Ein ganz kleines bisschen mehr Detail gefällig?
Im direkten Vergleich entsteht jedoch der Eindruck, dass DJI aus sehr ähnlicher Hardware noch ein kleines bisschen mehr Bildqualität herauskitzelt. Gerade bei identischen Testmotiven fiel mir mehrfach auf, dass die Pocket 4P feine Strukturen einen Tick ruhiger und natürlicher wiedergibt.
Einen wichtigen Anteil daran hat auch das neue D-Log-2-Farbprofil, vor allem in Kombination mit dem Dynamikumfang. Log-Profile speichern ein flaches, kontrastarmes Bild, um möglichst viele Farb- und Helligkeitsinformationen für die spätere Nachbearbeitung zu erhalten.
Das Material wirkt zunächst unspektakulär, eröffnet beim Color Grading aber deutlich mehr Möglichkeiten. D-Log 2 bietet nochmals mehr Reserven als das reguläre D-Log und erlaubt es häufiger, ausgefressene Himmel oder zugelaufene Schatten wieder sichtbar zu machen.
Eine Einschränkung gibt es allerdings: D-Log 2 steht ausschließlich an der Weitwinkelkamera der Pocket 4P zur Verfügung, während die Telekamera auf das normale D-Log beschränkt bleibt. Im Alltag dürfte das nur ambitionierte Videofilmer stören, die regelmäßig zwischen beiden Brennweiten wechseln.
Auch jenseits der reinen Bildqualität hinterlässt die Pocket 4P einen ausgesprochen ausgereiften Eindruck. Das beginnt beim Autofokus, der Motive schnell und zuverlässig erfasst, und setzt sich bei der Nachverfolgung mit Active Track 8.0 fort. Personen oder Fahrzeuge bleiben selbst dann im Fokus, wenn sie sich schnell bewegen oder kurz hinter einem Hindernis verschwinden.
Im direkten Vergleich mit der Luna Ultra arbeitete das Tracking in meinen Testaufnahmen etwas zuverlässiger und fand verlorene Motive schneller wieder. Der Vorsprung ist nicht groß, sorgt aber gerade bei Vlogs oder Sportaufnahmen für etwas mehr Sicherheit in Grenzsituationen.
Bei der Stabilisierung fällt ein klarer Sieger dagegen schwer. Beide Kameras setzen auf einen mechanischen Drei-Achsen-Gimbal und liefern selbst beim Gehen oder Laufen beeindruckend ruhige Aufnahmen. Anders als bei einer rein elektronischen Stabilisierung entstehen dabei kaum störende Bildausschnitte oder sichtbare Korrekturen.
Immer schön gerader Horizont
Genau dieser Gimbal gehört nach wie vor zu den größten Stärken der Pocket-Serie.

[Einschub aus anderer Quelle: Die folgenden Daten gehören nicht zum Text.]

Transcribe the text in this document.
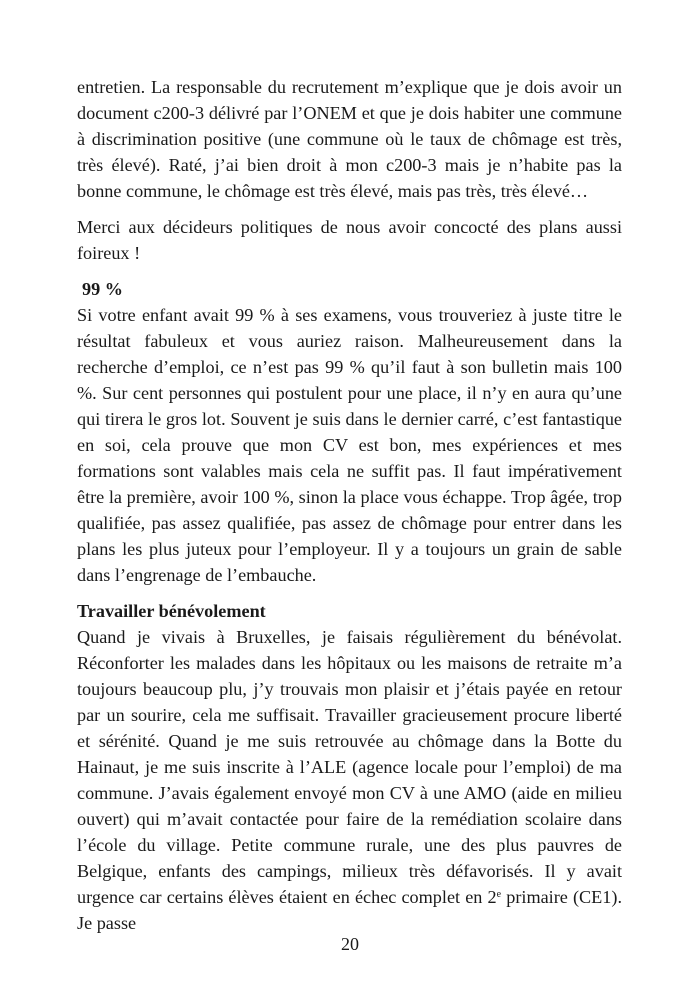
entretien. La responsable du recrutement m’explique que je dois avoir un document c200-3 délivré par l’ONEM et que je dois habiter une commune à discrimination positive (une commune où le taux de chômage est très, très élevé). Raté, j’ai bien droit à mon c200-3 mais je n’habite pas la bonne commune, le chômage est très élevé, mais pas très, très élevé…

Merci aux décideurs politiques de nous avoir concocté des plans aussi foireux !

99 %

Si votre enfant avait 99 % à ses examens, vous trouveriez à juste titre le résultat fabuleux et vous auriez raison. Malheureusement dans la recherche d’emploi, ce n’est pas 99 % qu’il faut à son bulletin mais 100 %. Sur cent personnes qui postulent pour une place, il n’y en aura qu’une qui tirera le gros lot. Souvent je suis dans le dernier carré, c’est fantastique en soi, cela prouve que mon CV est bon, mes expériences et mes formations sont valables mais cela ne suffit pas. Il faut impérativement être la première, avoir 100 %, sinon la place vous échappe. Trop âgée, trop qualifiée, pas assez qualifiée, pas assez de chômage pour entrer dans les plans les plus juteux pour l’employeur. Il y a toujours un grain de sable dans l’engrenage de l’embauche.

Travailler bénévolement

Quand je vivais à Bruxelles, je faisais régulièrement du bénévolat. Réconforter les malades dans les hôpitaux ou les maisons de retraite m’a toujours beaucoup plu, j’y trouvais mon plaisir et j’étais payée en retour par un sourire, cela me suffisait. Travailler gracieusement procure liberté et sérénité. Quand je me suis retrouvée au chômage dans la Botte du Hainaut, je me suis inscrite à l’ALE (agence locale pour l’emploi) de ma commune. J’avais également envoyé mon CV à une AMO (aide en milieu ouvert) qui m’avait contactée pour faire de la remédiation scolaire dans l’école du village. Petite commune rurale, une des plus pauvres de Belgique, enfants des campings, milieux très défavorisés. Il y avait urgence car certains élèves étaient en échec complet en 2e primaire (CE1). Je passe

20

Er sorgt nicht nur für ruhige Videos, sondern hält den Horizont auch automatisch gerade und ermöglicht flüssige Kamerabewegungen, die sonst meist nur mit deutlich größerem Equipment gelingen.
Ebenfalls gelungen ist die zweite Kamera mit ihrer kleinbildäquivalenten Brennweite von 60 Millimetern. Anders als ein einfacher Digitalzoom nutzt sie einen eigenen Sensor und liefert dadurch sichtbar mehr Details.
Gerade Porträts profitieren von der längeren Brennweite, weil Gesichter natürlicher wirken und sich das Motiv besser vom Hintergrund abhebt. Gleichzeitig eröffnet die Telekamera Bildausschnitte, die mit einem Smartphone oft nur durch digitales Zuschneiden erreicht werden.
Auch bei den Videoformaten lässt die Pocket 4P kaum Wünsche offen. Neben D-Log 2, der 10-Bit-Aufzeichnung und Zeitlupen bis 4K240 richtet sie sich klar auch an ambitionierte Videofilmer.
Bei aller Technik entscheidet am Ende aber nicht nur die Bildqualität über den Spaß im Alltag und über das finale Foto oder Video. Hier verfolgt Insta360 mit der Luna Ultra einen anderen Ansatz. Das abnehmbare Display dient gleichzeitig als Fernbedienung und Funkmikrofon, lässt sich flexibel platzieren und eröffnet Perspektiven, die mit der Pocket 4P nur über optionales Zubehör möglich sind.
Das ist neben der App auf dem Smartphone insbesondere eine kleine, schon von der Pocket 4 (ohne P) bekannte Fernbedienung, die dem Bundle der 4P beiliegt. Auch damit kann man die Ausrichtung der 4P aus der Ferne steuern, den Auslöser betätigen, den Fokuspunkt festlegen und Einstellungen vornehmen. Allerdings ist das wegen des sehr viel kleineren Displays etwas fummeliger – und es gibt kein Mikrofon.